EKBIS.CO, JAKARTA – Asosiasi Gabungan Pengusaha Makanan dan Minuman Indonesia (Gapmmi) meminta agar pemerintah menderegulasi aturan yang ada agar tak berbelit dan dapat membuka daya saing produksi lokal untuk ekspor produk halal. Hal itu jika pemerintah ingin memanfaatkan Organisasi Kerja Sama Islam (OKI) untuk memacu ekspor produk halal.
Wakil Ketua Umum Bidang Kebijakan Umum Gapmmi Rahmat Hidayat menyampaikan pihaknya mengapresiasi upaya pemerintah untuk meningkatkan kinerja ekspor produk halal. Hanya saja, setiap produk yang berorientasi ekspor harus dilandasi dengan kekuatan bahan baku yang kompetitif dan berdaya saing. Salah satu faktor pendukungnya adalah kebijakan yang akurat.
“Kita ini over regulasi, sehingga kebijakan yang dihasilkan itu sulit memberi ruang bagi pengusaha untuk menghasilkan produk yang berdaya saing,” kata Rahmat saat dihubungi Republika.co.id, Ahad (8/9).

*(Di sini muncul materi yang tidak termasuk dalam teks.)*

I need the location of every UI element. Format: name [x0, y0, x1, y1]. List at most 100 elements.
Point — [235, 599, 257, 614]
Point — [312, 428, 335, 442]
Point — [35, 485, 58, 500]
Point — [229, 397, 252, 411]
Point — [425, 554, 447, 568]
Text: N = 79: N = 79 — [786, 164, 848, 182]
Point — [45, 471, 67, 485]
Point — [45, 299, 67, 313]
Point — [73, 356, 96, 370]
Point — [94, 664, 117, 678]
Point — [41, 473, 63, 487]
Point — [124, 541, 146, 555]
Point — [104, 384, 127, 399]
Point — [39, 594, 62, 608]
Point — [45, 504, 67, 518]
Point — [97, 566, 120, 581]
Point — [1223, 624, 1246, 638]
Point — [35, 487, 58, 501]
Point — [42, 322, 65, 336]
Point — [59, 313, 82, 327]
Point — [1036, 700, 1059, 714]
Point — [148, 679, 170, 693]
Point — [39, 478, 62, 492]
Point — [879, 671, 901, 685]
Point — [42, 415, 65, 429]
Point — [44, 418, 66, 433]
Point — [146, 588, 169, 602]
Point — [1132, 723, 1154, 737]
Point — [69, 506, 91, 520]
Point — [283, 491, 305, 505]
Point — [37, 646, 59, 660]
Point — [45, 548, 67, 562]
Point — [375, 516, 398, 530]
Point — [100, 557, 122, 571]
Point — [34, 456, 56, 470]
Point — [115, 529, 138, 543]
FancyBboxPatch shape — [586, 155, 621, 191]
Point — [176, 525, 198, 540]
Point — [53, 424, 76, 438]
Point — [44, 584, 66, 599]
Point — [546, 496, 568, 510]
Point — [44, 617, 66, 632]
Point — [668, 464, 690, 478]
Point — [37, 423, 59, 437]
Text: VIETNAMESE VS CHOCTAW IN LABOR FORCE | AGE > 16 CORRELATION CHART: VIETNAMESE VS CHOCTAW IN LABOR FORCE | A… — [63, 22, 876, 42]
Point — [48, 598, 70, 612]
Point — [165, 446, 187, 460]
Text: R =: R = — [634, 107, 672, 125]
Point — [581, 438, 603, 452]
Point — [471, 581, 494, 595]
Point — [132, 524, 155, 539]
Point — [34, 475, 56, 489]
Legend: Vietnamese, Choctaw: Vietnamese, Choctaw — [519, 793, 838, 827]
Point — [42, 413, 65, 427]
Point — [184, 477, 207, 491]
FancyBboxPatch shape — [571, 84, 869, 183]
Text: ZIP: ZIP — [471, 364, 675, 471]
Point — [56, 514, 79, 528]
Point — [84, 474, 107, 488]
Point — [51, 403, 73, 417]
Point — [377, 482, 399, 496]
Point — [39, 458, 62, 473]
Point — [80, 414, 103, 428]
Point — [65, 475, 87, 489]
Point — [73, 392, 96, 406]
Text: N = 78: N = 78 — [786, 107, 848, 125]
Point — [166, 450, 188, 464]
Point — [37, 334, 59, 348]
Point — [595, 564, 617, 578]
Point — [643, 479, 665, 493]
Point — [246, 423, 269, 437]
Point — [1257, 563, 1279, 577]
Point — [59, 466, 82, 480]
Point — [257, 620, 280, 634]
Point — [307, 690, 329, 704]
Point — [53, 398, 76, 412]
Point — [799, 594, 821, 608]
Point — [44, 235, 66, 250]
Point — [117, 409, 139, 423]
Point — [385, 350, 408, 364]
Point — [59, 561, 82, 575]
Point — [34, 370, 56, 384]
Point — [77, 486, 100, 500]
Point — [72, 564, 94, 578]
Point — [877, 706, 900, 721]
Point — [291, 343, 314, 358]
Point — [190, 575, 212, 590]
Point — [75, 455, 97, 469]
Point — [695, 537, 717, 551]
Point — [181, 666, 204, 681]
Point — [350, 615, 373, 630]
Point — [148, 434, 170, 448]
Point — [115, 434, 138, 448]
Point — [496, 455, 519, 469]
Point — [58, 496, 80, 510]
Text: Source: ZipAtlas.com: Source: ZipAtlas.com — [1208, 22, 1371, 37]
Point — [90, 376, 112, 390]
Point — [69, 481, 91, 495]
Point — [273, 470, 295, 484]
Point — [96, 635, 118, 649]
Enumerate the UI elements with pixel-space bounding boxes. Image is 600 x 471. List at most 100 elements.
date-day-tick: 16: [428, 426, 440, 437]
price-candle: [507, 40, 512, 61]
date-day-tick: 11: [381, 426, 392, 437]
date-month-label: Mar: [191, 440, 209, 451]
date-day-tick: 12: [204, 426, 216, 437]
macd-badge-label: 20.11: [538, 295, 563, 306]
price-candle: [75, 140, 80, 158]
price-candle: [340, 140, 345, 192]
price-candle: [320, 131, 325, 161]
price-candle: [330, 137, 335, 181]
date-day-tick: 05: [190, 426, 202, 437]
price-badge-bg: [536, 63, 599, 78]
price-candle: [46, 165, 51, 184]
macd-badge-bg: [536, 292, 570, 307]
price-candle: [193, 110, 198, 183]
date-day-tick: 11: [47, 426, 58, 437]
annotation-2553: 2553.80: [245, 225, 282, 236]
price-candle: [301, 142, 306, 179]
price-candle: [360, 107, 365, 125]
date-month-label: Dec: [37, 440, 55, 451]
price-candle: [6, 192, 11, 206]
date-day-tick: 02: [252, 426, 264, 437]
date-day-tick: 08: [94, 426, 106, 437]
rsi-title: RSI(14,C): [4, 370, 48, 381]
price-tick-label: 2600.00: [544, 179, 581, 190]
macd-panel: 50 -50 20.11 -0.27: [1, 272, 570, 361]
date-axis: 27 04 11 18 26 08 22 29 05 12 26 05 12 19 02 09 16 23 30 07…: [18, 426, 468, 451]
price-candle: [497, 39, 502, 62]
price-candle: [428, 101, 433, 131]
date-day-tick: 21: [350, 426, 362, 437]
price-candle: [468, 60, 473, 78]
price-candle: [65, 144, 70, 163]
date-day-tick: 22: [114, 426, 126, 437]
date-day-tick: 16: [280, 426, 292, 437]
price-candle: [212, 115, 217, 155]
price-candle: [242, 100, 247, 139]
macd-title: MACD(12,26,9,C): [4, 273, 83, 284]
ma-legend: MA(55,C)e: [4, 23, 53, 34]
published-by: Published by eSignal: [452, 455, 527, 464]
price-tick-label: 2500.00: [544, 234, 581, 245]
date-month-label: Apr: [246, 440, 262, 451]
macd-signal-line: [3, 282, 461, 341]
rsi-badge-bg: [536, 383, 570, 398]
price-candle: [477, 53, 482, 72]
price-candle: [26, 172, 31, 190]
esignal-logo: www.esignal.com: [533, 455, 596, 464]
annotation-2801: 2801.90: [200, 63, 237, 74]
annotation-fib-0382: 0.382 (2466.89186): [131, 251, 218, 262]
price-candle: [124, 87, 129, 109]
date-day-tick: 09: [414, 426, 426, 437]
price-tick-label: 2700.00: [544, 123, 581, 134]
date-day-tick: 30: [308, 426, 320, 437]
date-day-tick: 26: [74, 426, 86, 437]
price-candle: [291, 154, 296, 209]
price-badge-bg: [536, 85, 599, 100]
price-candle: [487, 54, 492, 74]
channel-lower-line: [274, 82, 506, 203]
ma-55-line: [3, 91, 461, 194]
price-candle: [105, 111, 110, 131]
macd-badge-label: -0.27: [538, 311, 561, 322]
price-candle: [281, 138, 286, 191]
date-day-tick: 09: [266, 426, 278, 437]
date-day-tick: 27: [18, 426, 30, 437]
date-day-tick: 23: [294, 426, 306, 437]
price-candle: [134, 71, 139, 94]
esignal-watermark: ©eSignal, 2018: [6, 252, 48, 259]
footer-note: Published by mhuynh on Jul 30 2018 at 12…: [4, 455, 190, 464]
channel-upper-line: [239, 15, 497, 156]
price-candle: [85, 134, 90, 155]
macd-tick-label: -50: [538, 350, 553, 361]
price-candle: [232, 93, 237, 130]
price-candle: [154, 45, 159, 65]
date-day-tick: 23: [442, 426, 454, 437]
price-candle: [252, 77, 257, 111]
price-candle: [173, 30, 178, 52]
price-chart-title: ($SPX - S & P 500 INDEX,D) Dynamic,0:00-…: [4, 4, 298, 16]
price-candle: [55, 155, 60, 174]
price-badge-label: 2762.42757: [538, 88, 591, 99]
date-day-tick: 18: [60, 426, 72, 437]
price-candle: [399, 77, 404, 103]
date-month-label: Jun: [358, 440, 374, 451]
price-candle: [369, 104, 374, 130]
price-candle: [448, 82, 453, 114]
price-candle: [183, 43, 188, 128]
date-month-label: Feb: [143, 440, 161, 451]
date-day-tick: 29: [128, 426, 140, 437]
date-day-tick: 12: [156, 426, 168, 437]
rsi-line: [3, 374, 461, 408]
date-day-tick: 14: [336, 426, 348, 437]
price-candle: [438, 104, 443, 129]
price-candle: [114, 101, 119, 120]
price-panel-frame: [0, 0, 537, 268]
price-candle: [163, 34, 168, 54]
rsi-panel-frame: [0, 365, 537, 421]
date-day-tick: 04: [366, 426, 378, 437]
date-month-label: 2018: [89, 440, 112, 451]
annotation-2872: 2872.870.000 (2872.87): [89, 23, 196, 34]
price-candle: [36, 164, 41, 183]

Dia mencontohkan, jika kebijakan yang diterapkan pemerintah akurat, maka aspek bagaimana bahan baku diimpor, aspek produksi, hingga ongkos logistik produk sudah dapat dipastikan kompetitif. Nyatanya, produk halal Indonesia masih kalah bersaing dengan negara-negara lainnya sebab belum kompetitif.
Menurut Rahmat, pemerintah perlu mengatur kebijakan yang memberi ruang bagi pelaku usaha untuk berdaya saing. Misalnya bagaimana kebijakan yang dihasilkan dapat menekan biaya impor bahan baku yang masih tinggi sehingga biaya produksi bisa turun.
“Yang namanya industri sampai saat ini kesulitannya adalah bahan baku, kita ingin ekspor produk halal tapi kalau ketersediaan bahan bakunya minim atau tidak kompetitif, maka hanya akan percuma,” ujarnya.
Dia juga meminta kepada pemerintah agar memperhatikan betul setiap kebijakan dan regulasi yang dihasilkan agar mampu menyerap peluang investasi masuk. Regulasi yang tak berbelit, kata dia, harusnya lebih ditingkatkan agar investasi dapat memicu daya saing industri.
“Buktinya banyak kan, kenapa kok keluar dari China kok (investasi) larinya ke Vietnam, Thailand, bahkan Kamboja. Kenapa tidak ke Indonesia (investasinya), karena kita belum berdaya saing,” ujarnya.